According to Bennis, Vena says,  "Leaders are those who do the right things; managers are those who do the things right."

Leadership, Vena stresses -- as does the copy on his new site -- matters more than management: "We want to help the stakeholders of the publishing industry," Vena says -- "to do both: the right things right.

"All Brain means translating a vision into reality. It’s a matter of brainpower, not manpower...We intend to pioneer this road and prove that we can turn latent demand into something very exciting. We also want to pick industry-changing challenges that can also become a landmark or new reference for the entire industry."

Well, if someone were looking for an industry-changing challenge, surely publisher-retailer negotiations might hold some interest these days. And, in fact, in the Summer of Hachette-Amazon, ranking publishing figures might be forgiven for daydreaming, themselves, of following Vena out the door.

Is this the beginning of an exodus?

Indeed, are we likely, I ask him, to see more defections like his from publishing to civilian life? In answer, this chief future officer actually needs more time: "It’s hard to foresee it," he says. "I could expect a few individual executives trying it but I would be very surprised to see many in the short term."

One distinction, Vena points out, between himself and many of his executive colleagues in publishing is that they, unlike him, have spent all or most of their careers inside the business. And some, to put it a bit more direly than he does, may not make it out, even if they wanted to:

"Most of today’s high-level managers in the publishing industry," he says, "grew up professionally in yesterday’s industry. It is not clear if the outstanding skills and competences they had to have to climb the professional ladder are helpful and sufficient enough to stay on top in tomorrow’s industry -- or even to dare an innovative entrepreneurial setting.

"There always are exceptions, of course. Ultimately, this is tied to the single individual and her or his ability and willingness to bear the risks at a given point in his or her career.

"Maybe those publishing executives that come from other industries might be more open to evaluate entrepreneurial settings. [But]  serial intra-entrepreneurs and successful industry hoppers have been very rare so far."

To the four winds

We'll see Vena and All Brain at Frankfurt Book Fair in October, he tells me, in presentations of his new company's division of its offerings into four parts: enterprise, "agency-producer," private equity/venture capital, and start-up.

The prospect of a return to BuchMesse prompts a look back: "In 2010" when he joined RCS Mediagroup, "the book-publishing industry in Italy was ground zero from an innovation standpoint," he says. "But it was ready for change.
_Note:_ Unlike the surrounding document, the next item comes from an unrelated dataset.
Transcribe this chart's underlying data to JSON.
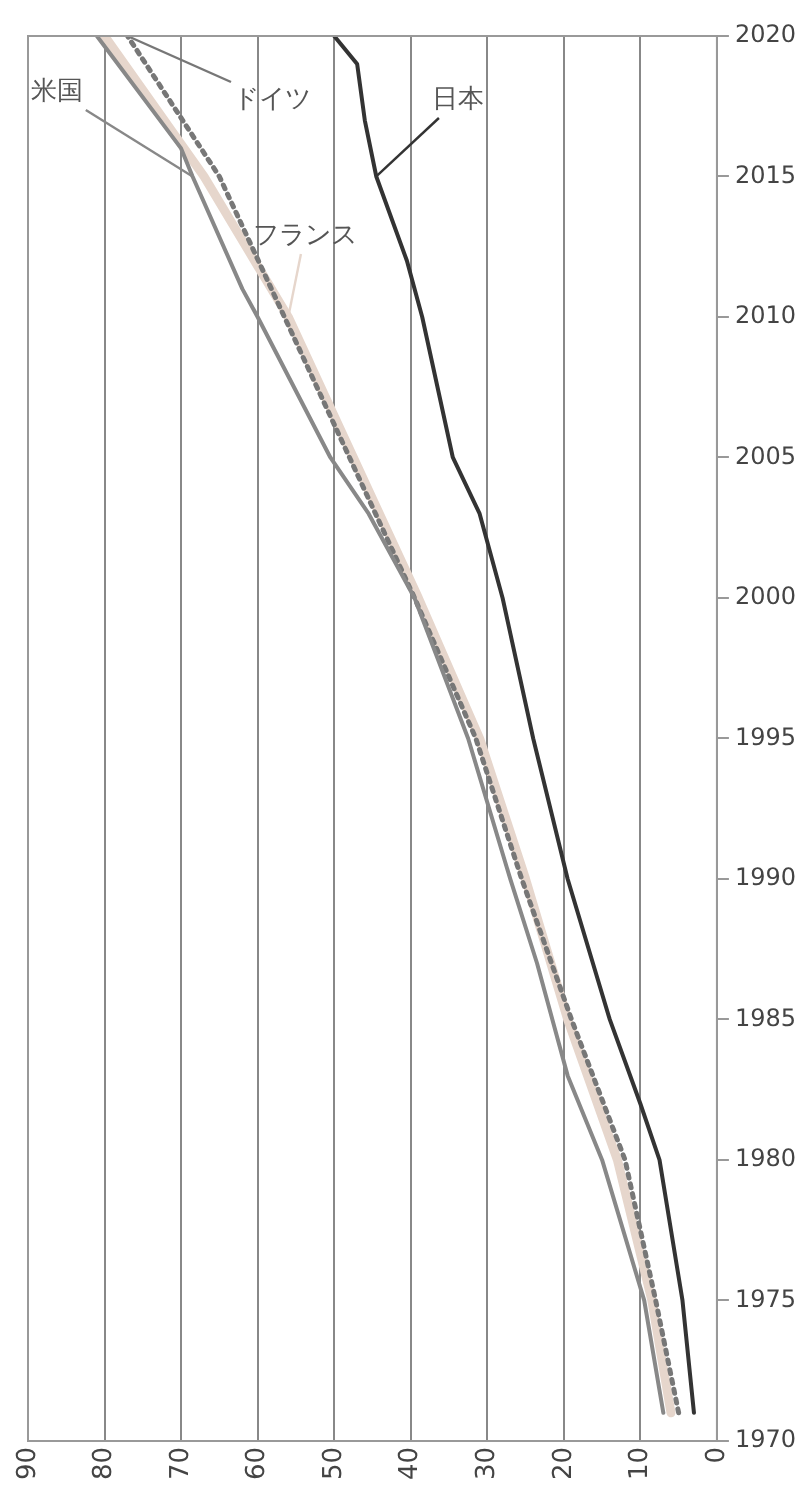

I built from scratch the entire digital business that operated as a standalone central organisation for the [combined] book catalog of publishing houses, from production to sales and marketing, including finance, accounting, authors' rights, taxes, commercial partnerships, IT systems, quality assurance."

The task helped confirm, he says, that "building healthy shareholder value by best serving authors and readers" was the only logical path in a hub of operation for publishers including Rizzoli, Bompiani, and Fabbri Editori.

And today,  I ask him, where will All Brain be seated? Will he be based in Milan? Or somewhere else?

"Planet Earth," he tells me. "Wherever the client is, there we are. Hands-on. Forging the future is a global play. We are in a knowledge society. And knowledge is without frontiers."